Making a machine more human by making it race-condition prone. Is it enough?
Humans make mistakes, computers don't. So I asked myself: Why do humans make mistakes? it we follow instructions one per one like a single threaded computer, why do we still making mistakes? So my theory is: this happens because we are always in a race-condition, our brains are executing hundreds of tasks at the same time, and we don't have any mechanism for avoiding race-conditions (like synchronization or locking). An example: we have our keys in our hands and we are thinking about putting the garbage bag out, and then we throw the keys in the garbage bin. From a software point of view, this looks like a race-condition where the variable "keys" is overwritten by "garbage". Following this reasoning, a way to make a computer or a robot more human (at least for passing the Turing Test) would be making it race-condition prone, so it would make mistakes like a human (like saying things out of context, putting stuff in the wrong places, typing the wrong keys in a keyboard).

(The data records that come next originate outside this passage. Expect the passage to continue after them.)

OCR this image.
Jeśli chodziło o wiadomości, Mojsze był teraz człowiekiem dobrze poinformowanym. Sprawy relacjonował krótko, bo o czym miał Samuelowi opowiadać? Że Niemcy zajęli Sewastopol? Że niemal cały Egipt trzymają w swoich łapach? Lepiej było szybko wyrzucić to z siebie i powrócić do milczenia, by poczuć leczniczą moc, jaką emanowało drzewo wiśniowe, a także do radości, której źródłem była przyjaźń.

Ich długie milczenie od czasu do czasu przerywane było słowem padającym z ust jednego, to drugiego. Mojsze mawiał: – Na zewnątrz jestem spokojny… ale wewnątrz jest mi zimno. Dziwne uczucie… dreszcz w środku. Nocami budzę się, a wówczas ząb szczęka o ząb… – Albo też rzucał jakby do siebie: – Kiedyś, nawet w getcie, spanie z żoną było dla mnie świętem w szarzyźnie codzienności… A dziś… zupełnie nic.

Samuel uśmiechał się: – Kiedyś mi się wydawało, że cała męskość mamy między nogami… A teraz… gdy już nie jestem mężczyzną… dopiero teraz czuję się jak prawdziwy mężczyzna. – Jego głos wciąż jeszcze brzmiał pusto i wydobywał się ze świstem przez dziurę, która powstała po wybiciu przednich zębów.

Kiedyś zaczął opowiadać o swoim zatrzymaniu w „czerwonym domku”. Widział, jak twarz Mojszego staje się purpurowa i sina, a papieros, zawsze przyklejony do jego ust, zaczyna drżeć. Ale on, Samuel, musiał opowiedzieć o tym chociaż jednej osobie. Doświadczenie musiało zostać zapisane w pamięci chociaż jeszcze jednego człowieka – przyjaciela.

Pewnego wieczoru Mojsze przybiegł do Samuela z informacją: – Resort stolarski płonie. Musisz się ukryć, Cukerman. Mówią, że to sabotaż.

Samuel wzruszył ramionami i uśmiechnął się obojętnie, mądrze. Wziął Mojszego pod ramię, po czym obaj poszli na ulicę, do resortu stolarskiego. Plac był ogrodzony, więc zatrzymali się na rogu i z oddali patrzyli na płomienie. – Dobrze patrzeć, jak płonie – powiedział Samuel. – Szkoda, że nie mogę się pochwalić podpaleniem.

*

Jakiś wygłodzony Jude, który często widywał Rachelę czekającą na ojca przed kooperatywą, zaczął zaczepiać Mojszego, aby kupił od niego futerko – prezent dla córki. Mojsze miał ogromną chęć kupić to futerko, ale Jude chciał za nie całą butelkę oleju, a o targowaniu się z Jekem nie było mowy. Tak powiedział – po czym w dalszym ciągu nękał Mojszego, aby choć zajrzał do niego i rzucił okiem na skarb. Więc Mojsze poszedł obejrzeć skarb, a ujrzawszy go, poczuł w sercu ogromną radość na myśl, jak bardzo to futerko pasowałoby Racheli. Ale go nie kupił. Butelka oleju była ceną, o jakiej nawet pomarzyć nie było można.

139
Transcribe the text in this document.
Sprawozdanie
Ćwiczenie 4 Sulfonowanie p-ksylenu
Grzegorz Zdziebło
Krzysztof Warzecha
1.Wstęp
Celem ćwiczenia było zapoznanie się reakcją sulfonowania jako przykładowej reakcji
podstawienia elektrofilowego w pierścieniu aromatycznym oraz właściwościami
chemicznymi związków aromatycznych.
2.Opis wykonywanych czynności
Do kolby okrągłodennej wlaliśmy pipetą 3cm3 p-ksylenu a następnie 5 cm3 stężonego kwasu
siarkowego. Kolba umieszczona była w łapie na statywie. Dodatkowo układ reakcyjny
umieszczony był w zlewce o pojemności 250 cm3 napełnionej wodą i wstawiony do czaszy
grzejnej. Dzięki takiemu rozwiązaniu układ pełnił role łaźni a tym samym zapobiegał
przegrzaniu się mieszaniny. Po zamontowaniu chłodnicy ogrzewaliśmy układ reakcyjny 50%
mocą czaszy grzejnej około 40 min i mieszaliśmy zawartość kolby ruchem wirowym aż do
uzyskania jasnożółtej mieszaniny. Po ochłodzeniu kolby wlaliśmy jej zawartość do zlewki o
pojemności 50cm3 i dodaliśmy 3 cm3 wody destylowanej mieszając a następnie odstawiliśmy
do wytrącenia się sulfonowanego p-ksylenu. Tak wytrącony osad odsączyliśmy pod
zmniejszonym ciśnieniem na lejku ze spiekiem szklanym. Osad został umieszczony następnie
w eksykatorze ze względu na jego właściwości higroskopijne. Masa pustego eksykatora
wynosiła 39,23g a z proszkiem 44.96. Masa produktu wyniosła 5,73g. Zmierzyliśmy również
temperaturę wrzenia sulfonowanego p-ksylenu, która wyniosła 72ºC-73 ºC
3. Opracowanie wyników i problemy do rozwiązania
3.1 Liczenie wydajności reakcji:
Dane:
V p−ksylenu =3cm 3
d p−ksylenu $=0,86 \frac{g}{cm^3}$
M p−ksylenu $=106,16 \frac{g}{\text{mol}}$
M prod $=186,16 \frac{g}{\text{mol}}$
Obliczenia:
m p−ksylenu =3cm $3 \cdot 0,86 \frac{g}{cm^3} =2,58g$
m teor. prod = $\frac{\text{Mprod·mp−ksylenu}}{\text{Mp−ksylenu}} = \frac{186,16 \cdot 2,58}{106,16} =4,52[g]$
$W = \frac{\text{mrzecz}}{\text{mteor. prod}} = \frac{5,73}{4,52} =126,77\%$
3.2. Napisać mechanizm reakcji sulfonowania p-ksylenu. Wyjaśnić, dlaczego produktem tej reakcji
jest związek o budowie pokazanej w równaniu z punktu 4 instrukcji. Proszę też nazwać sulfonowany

Edit (thanks DaaaahWhoosh!): In short, I'm asking if, for a machine to become more human (at the point to make it pass the Turing test), is it enough making it mistake-prone?
I think this can be implemented in a computer with today's technology in a simulate environment (like a simulated house or an office) and having a bunch of humans to tell if the simulation is being executed by a human or a machine (or a software).